January 5, 2011 at 12:45 am 3 comments

My Brand-New Little Project

Ronan Day 4

Ronan Damien Paddock made his appearance at 12:35 p.m. Saturday, November 20, 2010, weighing 10 lbs., 8 oz. and measuring 20 1/4″ long.  He was born yelling and passed all his neonatal tests with flying colors.  Due to his hugeness, he was delivered by Caesarian; so far, my recovery has been blessedly easy.

He has a full head of dark brown hair, my ears, and his daddy’s barrel chest; beyond that, it’s too soon to tell who he looks like, so for now he just looks like himself.

He is very strong and grabs everything he can with his tiny hands.  I’m already imagining a lifetime of his exploring the world through those hands:  making and breaking things, digging and playing, building and experimenting.  I hope that he enjoys working with his hands as much as I do.

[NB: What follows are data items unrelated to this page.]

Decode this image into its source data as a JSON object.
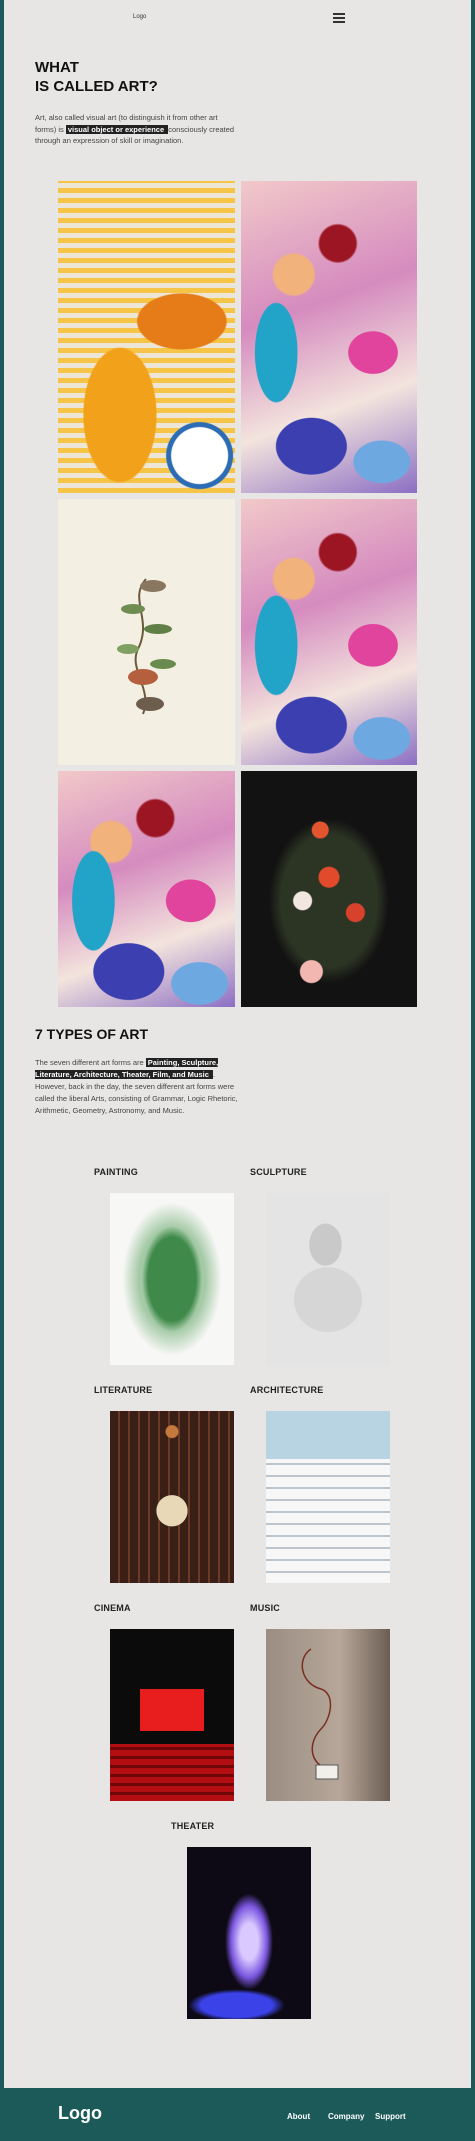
{
  "header": {
    "logo": "Logo",
    "menu_icon": "hamburger-menu-icon"
  },
  "hero": {
    "title": "WHAT\nIS CALLED ART?",
    "intro_before": "Art, also called visual art (to distinguish it from other art forms) is ",
    "intro_highlight": " visual object or experience ",
    "intro_after": " consciously created through an expression of skill or imagination."
  },
  "types": {
    "title": "7 TYPES OF ART",
    "text_before": "The seven different art forms are ",
    "text_highlight": " Painting, Sculpture, Literature, Architecture, Theater, Film, and Music ",
    "text_after": ". However, back in the day, the seven different art forms were called the liberal Arts, consisting of Grammar, Logic Rhetoric, Arithmetic, Geometry, Astronomy, and Music.",
    "categories": [
      "PAINTING",
      "SCULPTURE",
      "LITERATURE",
      "ARCHITECTURE",
      "CINEMA",
      "MUSIC",
      "THEATER"
    ]
  },
  "footer": {
    "logo": "Logo",
    "links": [
      "About",
      "Company",
      "Support"
    ]
  },
  "colors": {
    "frame": "#1c5a5a",
    "page_bg": "#e7e6e5",
    "highlight_bg": "#222222"
  }
}
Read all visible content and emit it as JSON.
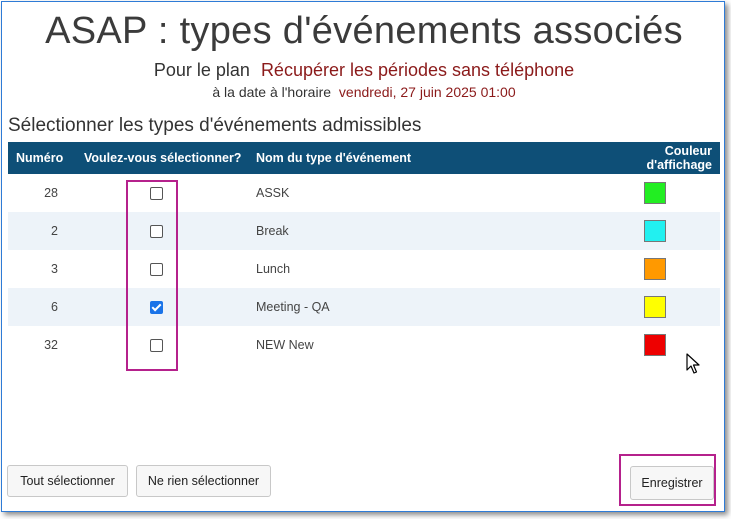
{
  "header": {
    "title": "ASAP : types d'événements associés",
    "plan_label": "Pour le plan",
    "plan_value": "Récupérer les périodes sans téléphone",
    "date_label": "à la date à l'horaire",
    "date_value": "vendredi, 27 juin 2025 01:00"
  },
  "section": {
    "title": "Sélectionner les types d'événements admissibles"
  },
  "table": {
    "headers": {
      "number": "Numéro",
      "select": "Voulez-vous sélectionner?",
      "name": "Nom du type d'événement",
      "color": "Couleur d'affichage"
    },
    "rows": [
      {
        "number": "28",
        "checked": false,
        "name": "ASSK",
        "color": "#22ee22"
      },
      {
        "number": "2",
        "checked": false,
        "name": "Break",
        "color": "#22f0f0"
      },
      {
        "number": "3",
        "checked": false,
        "name": "Lunch",
        "color": "#ff9900"
      },
      {
        "number": "6",
        "checked": true,
        "name": "Meeting - QA",
        "color": "#ffff00"
      },
      {
        "number": "32",
        "checked": false,
        "name": "NEW New",
        "color": "#ee0000"
      }
    ]
  },
  "buttons": {
    "select_all": "Tout sélectionner",
    "select_none": "Ne rien sélectionner",
    "save": "Enregistrer"
  }
}
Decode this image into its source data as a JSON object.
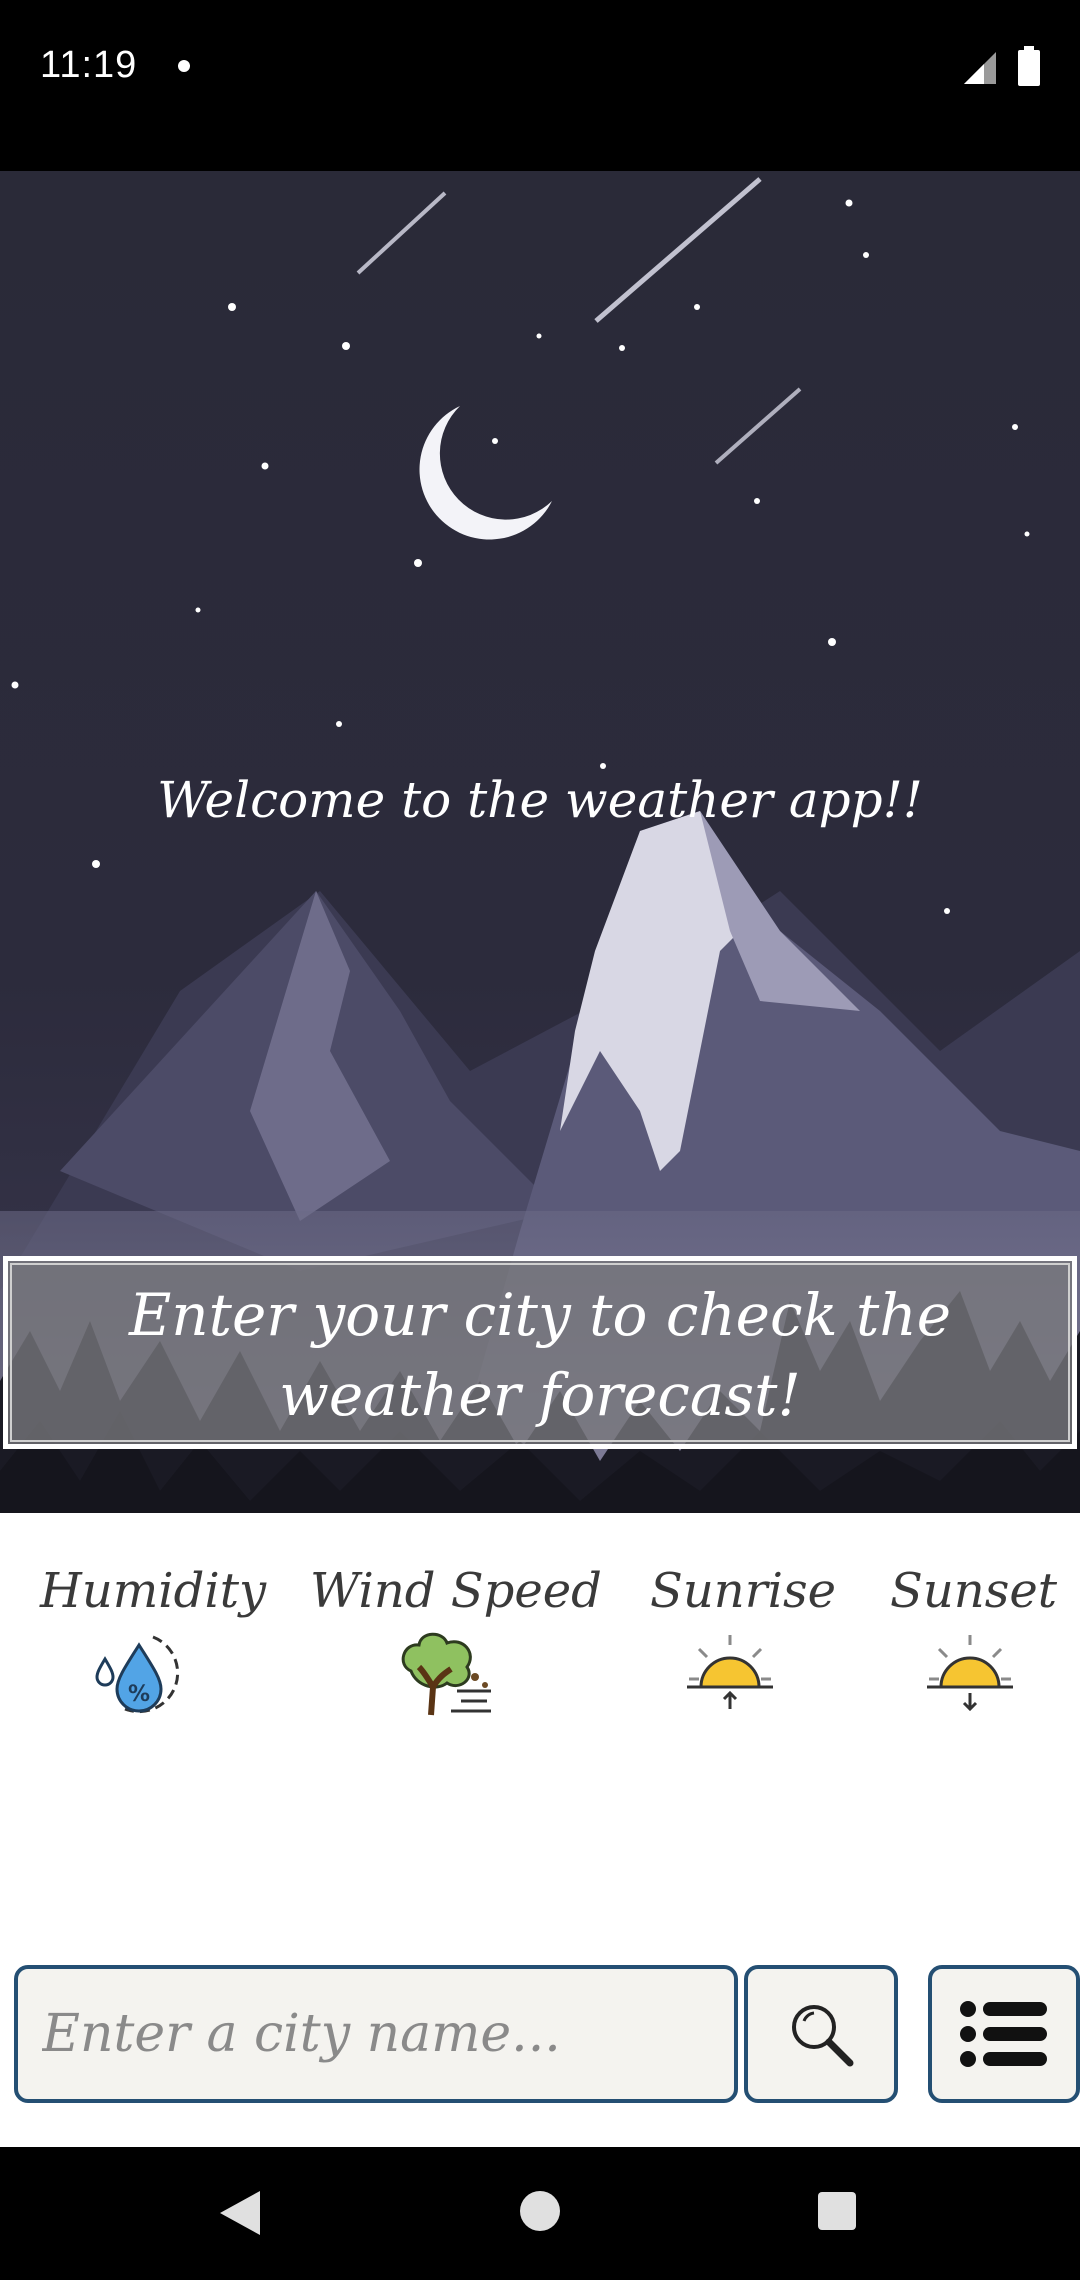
{
  "status_bar": {
    "time": "11:19"
  },
  "hero": {
    "welcome_text": "Welcome to the weather app!!",
    "prompt_text": "Enter your city to check the weather forecast!"
  },
  "info_row": [
    {
      "label": "Humidity",
      "icon": "humidity-icon"
    },
    {
      "label": "Wind Speed",
      "icon": "wind-tree-icon"
    },
    {
      "label": "Sunrise",
      "icon": "sunrise-icon"
    },
    {
      "label": "Sunset",
      "icon": "sunset-icon"
    }
  ],
  "search": {
    "placeholder": "Enter a city name...",
    "value": ""
  },
  "colors": {
    "accent_border": "#244f73",
    "sky": "#2b2a39",
    "sun": "#f6c531"
  }
}
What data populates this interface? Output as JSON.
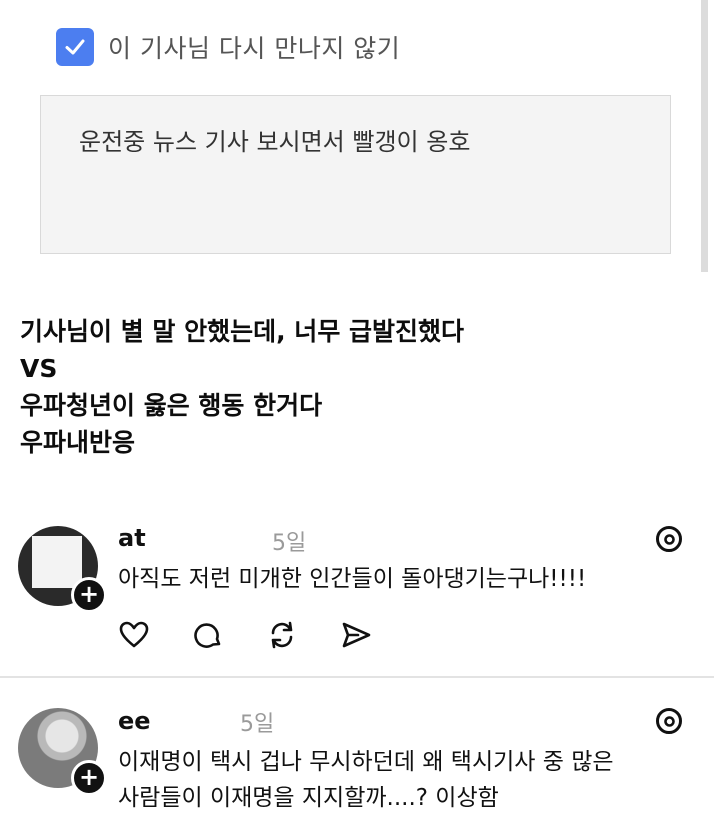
{
  "report": {
    "checkbox_label": "이 기사님 다시 만나지 않기",
    "checked": true,
    "reason_text": "운전중 뉴스 기사 보시면서 빨갱이 옹호"
  },
  "caption": {
    "lines": [
      "기사님이 별 말 안했는데, 너무 급발진했다",
      "VS",
      "우파청년이 옳은 행동 한거다",
      "우파내반응"
    ]
  },
  "posts": [
    {
      "username": "at",
      "time": "5일",
      "lines": [
        "아직도 저런 미개한 인간들이 돌아댕기는구나!!!!"
      ]
    },
    {
      "username": "ee",
      "time": "5일",
      "lines": [
        "이재명이 택시 겁나 무시하던데 왜 택시기사 중 많은",
        "사람들이 이재명을 지지할까....? 이상함"
      ]
    }
  ],
  "colors": {
    "checkbox": "#4c7ef0",
    "reason_bg": "#f4f4f4"
  },
  "icons": [
    "check-icon",
    "heart-icon",
    "comment-icon",
    "repost-icon",
    "share-icon",
    "threads-icon",
    "plus-icon"
  ]
}
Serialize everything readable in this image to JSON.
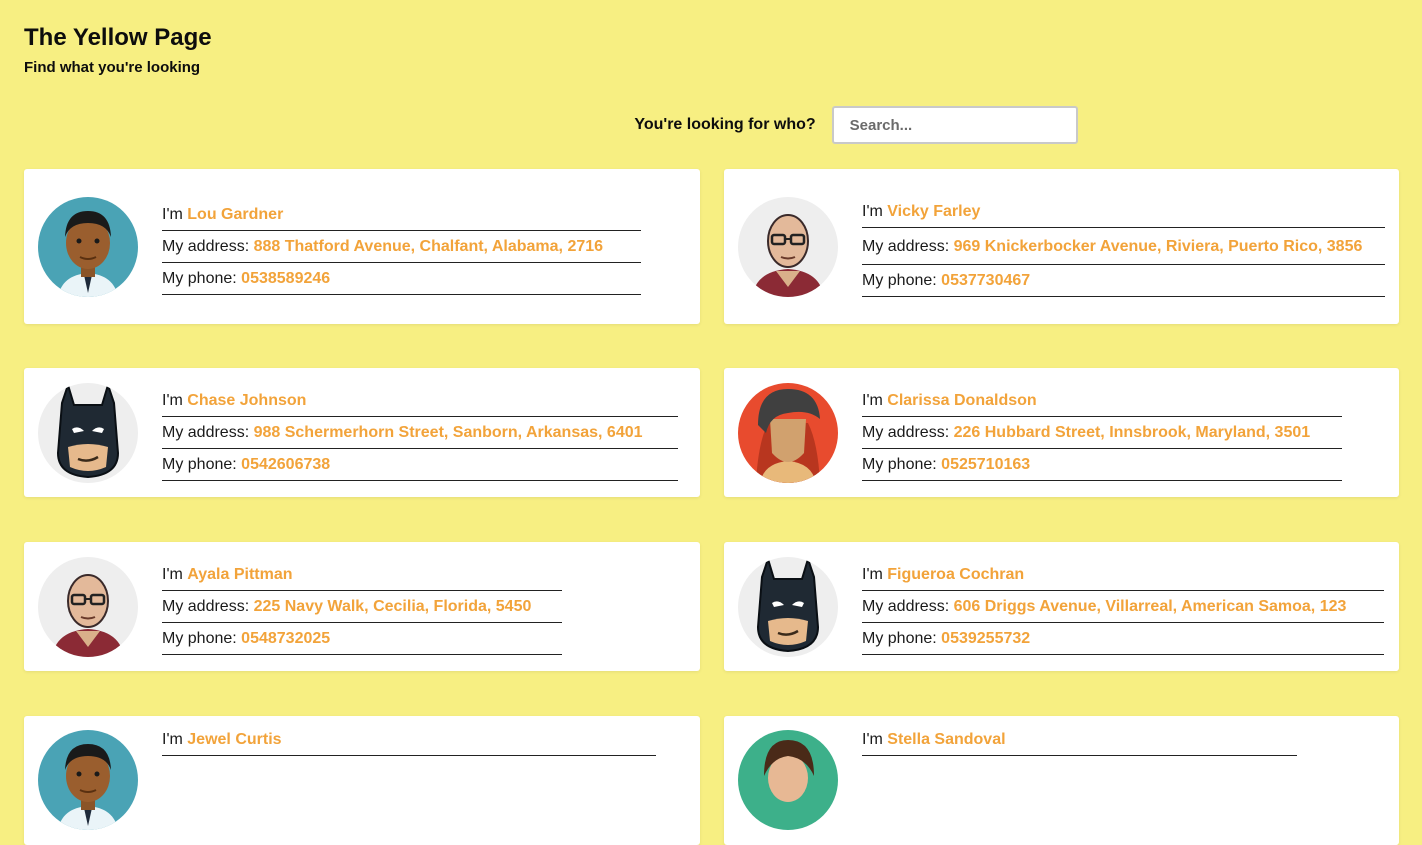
{
  "header": {
    "title": "The Yellow Page",
    "subtitle": "Find what you're looking"
  },
  "search": {
    "label": "You're looking for who?",
    "placeholder": "Search..."
  },
  "labels": {
    "name_prefix": "I'm",
    "address_prefix": "My address:",
    "phone_prefix": "My phone:"
  },
  "people": [
    {
      "name": "Lou Gardner",
      "address": "888 Thatford Avenue, Chalfant, Alabama, 2716",
      "phone": "0538589246",
      "avatar": "man-dark-skin-icon"
    },
    {
      "name": "Vicky Farley",
      "address": "969 Knickerbocker Avenue, Riviera, Puerto Rico, 3856",
      "phone": "0537730467",
      "avatar": "bald-man-glasses-icon"
    },
    {
      "name": "Chase Johnson",
      "address": "988 Schermerhorn Street, Sanborn, Arkansas, 6401",
      "phone": "0542606738",
      "avatar": "batman-icon"
    },
    {
      "name": "Clarissa Donaldson",
      "address": "226 Hubbard Street, Innsbrook, Maryland, 3501",
      "phone": "0525710163",
      "avatar": "woman-red-icon"
    },
    {
      "name": "Ayala Pittman",
      "address": "225 Navy Walk, Cecilia, Florida, 5450",
      "phone": "0548732025",
      "avatar": "bald-man-glasses-icon"
    },
    {
      "name": "Figueroa Cochran",
      "address": "606 Driggs Avenue, Villarreal, American Samoa, 123",
      "phone": "0539255732",
      "avatar": "batman-icon"
    },
    {
      "name": "Jewel Curtis",
      "avatar": "man-dark-skin-icon"
    },
    {
      "name": "Stella Sandoval",
      "avatar": "woman-teal-icon"
    }
  ],
  "colors": {
    "background": "#f7ef82",
    "accent": "#f2a33a"
  }
}
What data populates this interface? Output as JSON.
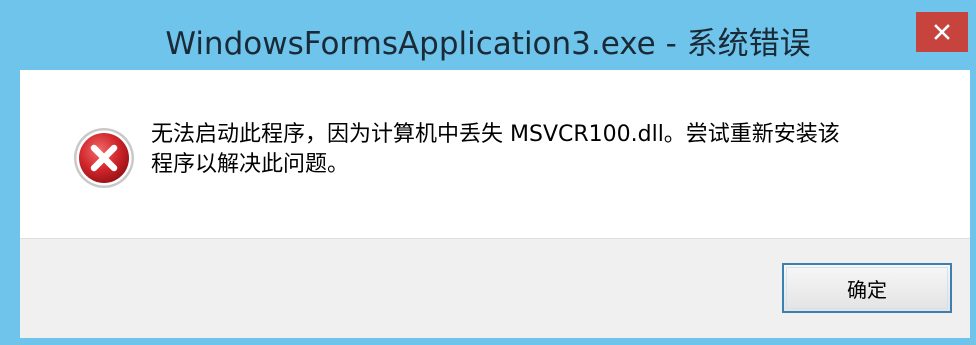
{
  "window": {
    "title": "WindowsFormsApplication3.exe - 系统错误",
    "close_glyph": "✕"
  },
  "dialog": {
    "icon": "error-icon",
    "message_line1": "无法启动此程序，因为计算机中丢失 MSVCR100.dll。尝试重新安装该",
    "message_line2": "程序以解决此问题。",
    "ok_label": "确定"
  },
  "colors": {
    "frame": "#6fc4ec",
    "close_button": "#c7433e",
    "footer": "#f0f0f0",
    "error_red": "#d0262b"
  }
}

I hope he knows that I will always be here to hold his hand.

Our first family portrait

Our first family portrait, taken by our anesthesiologist

Suffice to say, there will be a considerable lull in the quilt-related posts here while the new normal asserts itself and I figure out where quilting fits.  Quilting will always be a part of my life, no matter what else is going on, but I have to reprioritize and restrategize around this tiny new human for right now.  There’s a post in the pipeline about Matt and Alyssa’s quilt, and I’ll be able to catch up on my back episodes of The Quilt Show with Alex Anderson and Ricky Tims during baby feedings, so I may post some reflections and points of interest about that.  Dan is working near my Janome dealer, so he’s planning to run my machine up for servicing next week; hopefully the free-motion quilting tension problems I’m experiencing will be alleviated by the time I can actually find a free moment to quilt.

But in the meantime, I’ll be marveling at how on Earth I managed to make this amazing little person.

November 24, 2010 at 6:38 pm 4 comments

Little Happy Dances!

Wow, it feels great to get things finished!  Even though none of these projects were on my “official” list of UFOs, they were still taking up both physical and psychological space, and it’s wonderful to have them out from underfoot, so to speak.  Plus, as I wait for labor to start, finishing quilt projects is apparently as close to “nesting” as I get.

Noah’s Ark panel:

Noah's Ark panelI picked up Mary Mashuta‘s “Foolproof Machine Quilting” for $10 on sale at Quilt Beginnings in Columbus, OH on our way out to Indianapolis in August.  I have long been a fan of hers, first upon seeing her gorgeous quilts and wonderfully inspiring books (her book,  “Confetti Quilts” would be on my desert island list) and second upon learning that she manages to amicably share a sewing space with her twin sister, Roberta Horton.  However, for all that this book contained some great ideas, it was mostly centered around making walking foot quilting accessible to new quilters who’d been put off by free motion.  Since that’s not where I am at this stage, I passed the book along to a friend.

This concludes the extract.